Louisville, which has nearly 618,000 residents, is expected to have a $250 million, two-year budget shortfall, he added.

“The bottom line is without additional revenues we’ll have to cut every department and service, including public safety. We’re looking to lay off 600 metro employees, including first responders and health care employees,” Fischer said. “We need the U.S. Senate to take up this cause as well. The longer we delay, the deeper a hole we will dig.”

Yonts said small towns like Greenville, a community of just over 4,200 people, were not included among the recipients for aid through the previous relief packages passed by Congress.

“We still have to provide essential services for our community,” Yonts said. “During this pandemic, demand has gone up while tax revenue has gone down. We have a $2.3 million budget shortfall created by the pandemic. This illustrates why we need Congress to move urgently on aid for states, cities and towns.”

Yonts added that it’s important to remember both the large cities and smaller communities, saying that the only way to get the economy going again is through strong public services.

In Paducah, a city of about 25,000 residents, Shockley said he has seen a weakening in public services, a preview of worse things to come if states, towns and cities don’t receive the federal aid they need.

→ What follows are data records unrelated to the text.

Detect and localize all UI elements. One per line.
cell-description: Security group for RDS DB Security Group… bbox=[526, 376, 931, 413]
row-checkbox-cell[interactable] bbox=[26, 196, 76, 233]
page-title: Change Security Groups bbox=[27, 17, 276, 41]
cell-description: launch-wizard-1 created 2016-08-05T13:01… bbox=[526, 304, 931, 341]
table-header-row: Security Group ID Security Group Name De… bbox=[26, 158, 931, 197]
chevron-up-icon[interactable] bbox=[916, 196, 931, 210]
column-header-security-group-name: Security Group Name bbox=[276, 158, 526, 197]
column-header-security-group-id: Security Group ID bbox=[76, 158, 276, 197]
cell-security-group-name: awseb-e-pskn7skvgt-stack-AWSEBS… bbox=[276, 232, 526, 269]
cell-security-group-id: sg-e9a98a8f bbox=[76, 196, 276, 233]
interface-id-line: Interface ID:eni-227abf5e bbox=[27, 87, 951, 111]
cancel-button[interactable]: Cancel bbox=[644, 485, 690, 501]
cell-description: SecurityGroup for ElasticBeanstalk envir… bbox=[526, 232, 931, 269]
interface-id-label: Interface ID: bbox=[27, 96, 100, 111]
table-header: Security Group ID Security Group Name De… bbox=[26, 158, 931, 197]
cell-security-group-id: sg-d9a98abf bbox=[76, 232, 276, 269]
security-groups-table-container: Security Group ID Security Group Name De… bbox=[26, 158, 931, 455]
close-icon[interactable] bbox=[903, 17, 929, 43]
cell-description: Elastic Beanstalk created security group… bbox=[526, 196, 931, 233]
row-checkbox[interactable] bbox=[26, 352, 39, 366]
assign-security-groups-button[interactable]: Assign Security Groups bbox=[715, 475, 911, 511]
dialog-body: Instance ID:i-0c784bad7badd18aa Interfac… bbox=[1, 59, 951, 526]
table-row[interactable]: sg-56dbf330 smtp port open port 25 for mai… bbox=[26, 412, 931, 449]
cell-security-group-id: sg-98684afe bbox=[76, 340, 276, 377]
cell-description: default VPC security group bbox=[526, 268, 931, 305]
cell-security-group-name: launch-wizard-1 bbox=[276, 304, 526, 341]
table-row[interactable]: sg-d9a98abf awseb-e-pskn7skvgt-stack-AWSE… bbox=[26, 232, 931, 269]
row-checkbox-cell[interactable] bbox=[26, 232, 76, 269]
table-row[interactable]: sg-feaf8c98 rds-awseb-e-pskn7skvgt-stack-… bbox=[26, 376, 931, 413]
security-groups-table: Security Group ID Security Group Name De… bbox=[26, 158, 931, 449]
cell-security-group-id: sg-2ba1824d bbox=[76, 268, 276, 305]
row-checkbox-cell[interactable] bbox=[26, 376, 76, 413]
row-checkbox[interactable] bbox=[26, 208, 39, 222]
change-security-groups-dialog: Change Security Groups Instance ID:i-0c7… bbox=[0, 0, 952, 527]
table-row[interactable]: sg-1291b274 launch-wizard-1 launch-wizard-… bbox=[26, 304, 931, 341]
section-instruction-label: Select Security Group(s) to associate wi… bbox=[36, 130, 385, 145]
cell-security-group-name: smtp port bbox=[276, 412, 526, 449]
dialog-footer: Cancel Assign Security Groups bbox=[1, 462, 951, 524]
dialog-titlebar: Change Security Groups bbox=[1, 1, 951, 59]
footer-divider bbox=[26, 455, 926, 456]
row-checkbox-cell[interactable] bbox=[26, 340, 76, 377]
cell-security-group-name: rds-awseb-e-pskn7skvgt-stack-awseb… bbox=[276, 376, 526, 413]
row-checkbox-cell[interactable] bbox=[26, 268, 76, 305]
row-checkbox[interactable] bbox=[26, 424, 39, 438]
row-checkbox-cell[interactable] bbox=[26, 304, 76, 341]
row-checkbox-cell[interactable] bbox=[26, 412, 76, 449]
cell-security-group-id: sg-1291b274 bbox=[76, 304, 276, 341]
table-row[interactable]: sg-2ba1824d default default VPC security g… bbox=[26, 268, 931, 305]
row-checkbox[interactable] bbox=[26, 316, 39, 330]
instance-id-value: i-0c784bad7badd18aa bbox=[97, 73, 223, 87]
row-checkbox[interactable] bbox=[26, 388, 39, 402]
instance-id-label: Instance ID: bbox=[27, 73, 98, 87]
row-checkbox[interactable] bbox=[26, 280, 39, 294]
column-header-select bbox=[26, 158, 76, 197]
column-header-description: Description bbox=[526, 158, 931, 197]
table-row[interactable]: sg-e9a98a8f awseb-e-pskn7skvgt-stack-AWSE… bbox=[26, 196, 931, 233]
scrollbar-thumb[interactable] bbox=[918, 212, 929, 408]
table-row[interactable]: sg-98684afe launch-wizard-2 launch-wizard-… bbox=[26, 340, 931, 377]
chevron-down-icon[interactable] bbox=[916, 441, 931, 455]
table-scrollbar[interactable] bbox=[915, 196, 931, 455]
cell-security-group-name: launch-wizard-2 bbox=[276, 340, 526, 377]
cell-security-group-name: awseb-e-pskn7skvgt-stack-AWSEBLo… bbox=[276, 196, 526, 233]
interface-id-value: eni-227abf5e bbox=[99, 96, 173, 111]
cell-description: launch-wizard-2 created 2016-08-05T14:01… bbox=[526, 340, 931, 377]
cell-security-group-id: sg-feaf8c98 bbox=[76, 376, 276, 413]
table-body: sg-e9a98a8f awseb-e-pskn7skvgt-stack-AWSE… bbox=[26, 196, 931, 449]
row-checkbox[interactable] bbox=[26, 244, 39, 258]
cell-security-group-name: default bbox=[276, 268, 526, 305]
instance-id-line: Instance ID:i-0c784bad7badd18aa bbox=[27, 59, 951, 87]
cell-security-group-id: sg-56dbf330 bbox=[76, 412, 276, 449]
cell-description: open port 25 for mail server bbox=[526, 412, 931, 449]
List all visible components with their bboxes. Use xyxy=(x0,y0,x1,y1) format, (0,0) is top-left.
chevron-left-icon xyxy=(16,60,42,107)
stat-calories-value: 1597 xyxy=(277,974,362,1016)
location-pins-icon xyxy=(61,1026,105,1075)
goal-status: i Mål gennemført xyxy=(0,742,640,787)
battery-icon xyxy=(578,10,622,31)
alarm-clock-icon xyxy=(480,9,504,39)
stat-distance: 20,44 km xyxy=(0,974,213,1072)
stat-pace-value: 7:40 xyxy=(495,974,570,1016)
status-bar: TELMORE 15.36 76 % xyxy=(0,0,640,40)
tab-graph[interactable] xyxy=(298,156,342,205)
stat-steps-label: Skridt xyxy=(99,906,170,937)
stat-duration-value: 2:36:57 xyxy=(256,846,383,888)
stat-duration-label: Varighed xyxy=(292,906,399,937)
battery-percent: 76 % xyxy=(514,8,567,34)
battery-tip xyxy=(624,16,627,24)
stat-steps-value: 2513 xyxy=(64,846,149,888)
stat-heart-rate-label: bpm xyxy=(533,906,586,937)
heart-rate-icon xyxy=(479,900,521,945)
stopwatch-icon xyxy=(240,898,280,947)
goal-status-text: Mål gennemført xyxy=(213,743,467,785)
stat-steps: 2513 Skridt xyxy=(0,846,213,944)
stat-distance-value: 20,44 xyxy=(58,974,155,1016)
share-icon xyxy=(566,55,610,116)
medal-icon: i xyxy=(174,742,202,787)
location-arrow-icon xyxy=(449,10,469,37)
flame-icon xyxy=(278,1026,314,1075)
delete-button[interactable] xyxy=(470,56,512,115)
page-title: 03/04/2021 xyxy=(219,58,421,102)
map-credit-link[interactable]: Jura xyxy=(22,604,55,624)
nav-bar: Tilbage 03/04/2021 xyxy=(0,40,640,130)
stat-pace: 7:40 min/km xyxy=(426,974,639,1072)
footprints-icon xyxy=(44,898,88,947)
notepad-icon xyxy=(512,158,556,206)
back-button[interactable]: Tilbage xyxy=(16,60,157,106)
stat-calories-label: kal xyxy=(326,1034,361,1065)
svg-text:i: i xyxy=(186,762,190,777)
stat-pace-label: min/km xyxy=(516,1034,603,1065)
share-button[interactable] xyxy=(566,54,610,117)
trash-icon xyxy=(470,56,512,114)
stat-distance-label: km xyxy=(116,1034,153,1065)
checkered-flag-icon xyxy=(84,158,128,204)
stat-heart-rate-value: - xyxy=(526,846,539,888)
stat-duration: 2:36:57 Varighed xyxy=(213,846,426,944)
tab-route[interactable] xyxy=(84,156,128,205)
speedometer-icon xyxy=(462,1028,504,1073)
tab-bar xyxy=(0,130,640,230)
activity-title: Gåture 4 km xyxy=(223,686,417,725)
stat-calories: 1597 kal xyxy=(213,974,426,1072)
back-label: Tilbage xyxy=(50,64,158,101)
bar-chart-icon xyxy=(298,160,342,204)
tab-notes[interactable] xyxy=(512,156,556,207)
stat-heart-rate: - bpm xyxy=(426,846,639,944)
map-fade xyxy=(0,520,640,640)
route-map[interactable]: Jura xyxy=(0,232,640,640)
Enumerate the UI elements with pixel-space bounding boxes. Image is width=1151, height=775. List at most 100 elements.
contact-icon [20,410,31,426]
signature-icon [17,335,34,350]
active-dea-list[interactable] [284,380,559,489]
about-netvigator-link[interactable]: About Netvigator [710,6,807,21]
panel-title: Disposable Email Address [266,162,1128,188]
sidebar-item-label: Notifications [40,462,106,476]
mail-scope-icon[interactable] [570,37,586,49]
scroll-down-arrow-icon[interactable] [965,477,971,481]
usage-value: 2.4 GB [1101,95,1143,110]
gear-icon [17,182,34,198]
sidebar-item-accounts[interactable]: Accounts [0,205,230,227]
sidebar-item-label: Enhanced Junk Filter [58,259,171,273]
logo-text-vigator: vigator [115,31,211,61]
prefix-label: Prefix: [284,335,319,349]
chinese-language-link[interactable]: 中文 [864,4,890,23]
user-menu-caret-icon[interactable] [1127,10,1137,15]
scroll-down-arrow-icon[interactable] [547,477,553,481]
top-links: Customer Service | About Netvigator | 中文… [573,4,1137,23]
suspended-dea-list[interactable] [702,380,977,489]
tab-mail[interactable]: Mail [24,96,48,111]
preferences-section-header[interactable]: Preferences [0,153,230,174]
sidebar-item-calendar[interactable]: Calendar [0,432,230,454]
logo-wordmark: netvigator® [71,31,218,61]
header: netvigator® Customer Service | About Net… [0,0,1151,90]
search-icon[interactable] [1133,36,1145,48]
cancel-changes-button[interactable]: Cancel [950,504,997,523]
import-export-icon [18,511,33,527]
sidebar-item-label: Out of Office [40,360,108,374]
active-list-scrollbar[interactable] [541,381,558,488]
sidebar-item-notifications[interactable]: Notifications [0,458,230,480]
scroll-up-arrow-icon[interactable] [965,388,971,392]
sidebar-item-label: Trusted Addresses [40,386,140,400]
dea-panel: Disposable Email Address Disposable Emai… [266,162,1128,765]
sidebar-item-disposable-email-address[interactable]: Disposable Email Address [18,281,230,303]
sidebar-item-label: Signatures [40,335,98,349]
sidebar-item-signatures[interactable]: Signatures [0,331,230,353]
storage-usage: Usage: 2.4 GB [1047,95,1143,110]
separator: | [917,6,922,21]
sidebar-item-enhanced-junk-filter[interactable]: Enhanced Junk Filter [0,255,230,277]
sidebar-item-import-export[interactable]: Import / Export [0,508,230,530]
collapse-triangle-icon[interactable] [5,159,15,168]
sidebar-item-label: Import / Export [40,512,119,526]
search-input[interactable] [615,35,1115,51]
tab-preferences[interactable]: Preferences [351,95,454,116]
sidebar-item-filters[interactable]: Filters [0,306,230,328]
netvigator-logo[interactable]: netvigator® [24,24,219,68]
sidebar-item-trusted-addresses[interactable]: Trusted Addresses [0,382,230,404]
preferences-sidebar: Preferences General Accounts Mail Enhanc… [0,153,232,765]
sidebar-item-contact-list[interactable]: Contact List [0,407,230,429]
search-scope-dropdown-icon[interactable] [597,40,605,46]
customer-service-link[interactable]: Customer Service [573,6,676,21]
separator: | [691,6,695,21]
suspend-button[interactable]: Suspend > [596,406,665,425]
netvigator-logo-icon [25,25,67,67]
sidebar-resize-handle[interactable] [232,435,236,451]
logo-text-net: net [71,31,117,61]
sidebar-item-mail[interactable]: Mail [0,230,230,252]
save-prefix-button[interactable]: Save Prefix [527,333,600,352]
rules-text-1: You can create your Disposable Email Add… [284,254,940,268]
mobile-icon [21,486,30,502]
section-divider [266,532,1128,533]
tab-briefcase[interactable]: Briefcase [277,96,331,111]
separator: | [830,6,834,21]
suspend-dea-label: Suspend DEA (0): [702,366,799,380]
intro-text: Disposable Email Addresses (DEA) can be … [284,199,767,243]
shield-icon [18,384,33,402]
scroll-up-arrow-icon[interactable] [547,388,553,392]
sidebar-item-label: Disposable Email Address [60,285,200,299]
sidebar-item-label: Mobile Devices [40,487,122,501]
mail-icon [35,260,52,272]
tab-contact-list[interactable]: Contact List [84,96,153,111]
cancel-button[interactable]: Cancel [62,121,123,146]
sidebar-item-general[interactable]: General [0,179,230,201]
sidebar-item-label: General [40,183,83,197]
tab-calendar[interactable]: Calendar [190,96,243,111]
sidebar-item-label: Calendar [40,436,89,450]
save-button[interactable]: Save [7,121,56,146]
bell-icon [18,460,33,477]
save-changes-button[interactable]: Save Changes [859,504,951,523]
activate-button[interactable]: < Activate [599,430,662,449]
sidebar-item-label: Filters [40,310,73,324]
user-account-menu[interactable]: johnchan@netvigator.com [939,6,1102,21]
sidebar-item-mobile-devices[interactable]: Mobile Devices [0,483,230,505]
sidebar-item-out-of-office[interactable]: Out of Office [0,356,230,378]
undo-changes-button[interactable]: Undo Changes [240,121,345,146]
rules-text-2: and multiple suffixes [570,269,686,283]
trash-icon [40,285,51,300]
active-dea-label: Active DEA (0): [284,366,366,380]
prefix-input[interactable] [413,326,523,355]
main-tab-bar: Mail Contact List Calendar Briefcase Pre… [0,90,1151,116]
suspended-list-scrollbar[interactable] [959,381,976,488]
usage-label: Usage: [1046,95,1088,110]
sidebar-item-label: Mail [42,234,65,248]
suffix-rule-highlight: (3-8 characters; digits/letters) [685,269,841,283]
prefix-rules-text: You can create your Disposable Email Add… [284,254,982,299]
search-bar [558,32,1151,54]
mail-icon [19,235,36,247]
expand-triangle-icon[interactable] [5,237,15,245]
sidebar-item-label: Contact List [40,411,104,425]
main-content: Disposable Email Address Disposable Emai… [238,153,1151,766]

“The pools and sprinkler parks that we maintain will not open this year because the power and water they require make them too expensive to operate,” said Shockley. “The park facilities that host senior meal pickups – which could still operate using social distancing – have been shuttered, which means that a vital social outlet for lonely seniors has ceased to exist.”

The city has gone so far as to pull water and electrical meters from recreational facilities, trying to save every dollar, said Shockley, president of AFSCME Local 1586 (Council 962).

“If the economy continues on this path due to the shutdown, layoffs or furloughs might not be far off. Dedicated public service workers like myself might be out of our jobs,” Shockley said.

A report last week from Bloomberg shows municipalities across the country are projected to lose hundreds of billions of dollars in revenue due to the economic fallout caused by the coronavirus. The only solution is for the federal government to provide states, cities and towns with the aid they need to get back on their feet, restore their economies and continue to battle the coronavirus.

Kentucky Sen. Mitch McConnell, the Senate’s majority leader, has expressed opposition to state and local aid. The House of Representatives has approved providing $1 trillion in relief to states, cities and towns.

“Some senators may not think too much about smaller cities like Paducah when they’re in Washington, but it’s towns like mine that are the backbone of our state and our country,” Shockley said. “People in Paducah don’t view public services like clean streets and water as a red state or blue state issue. It’s not about politics for us. This is our home.”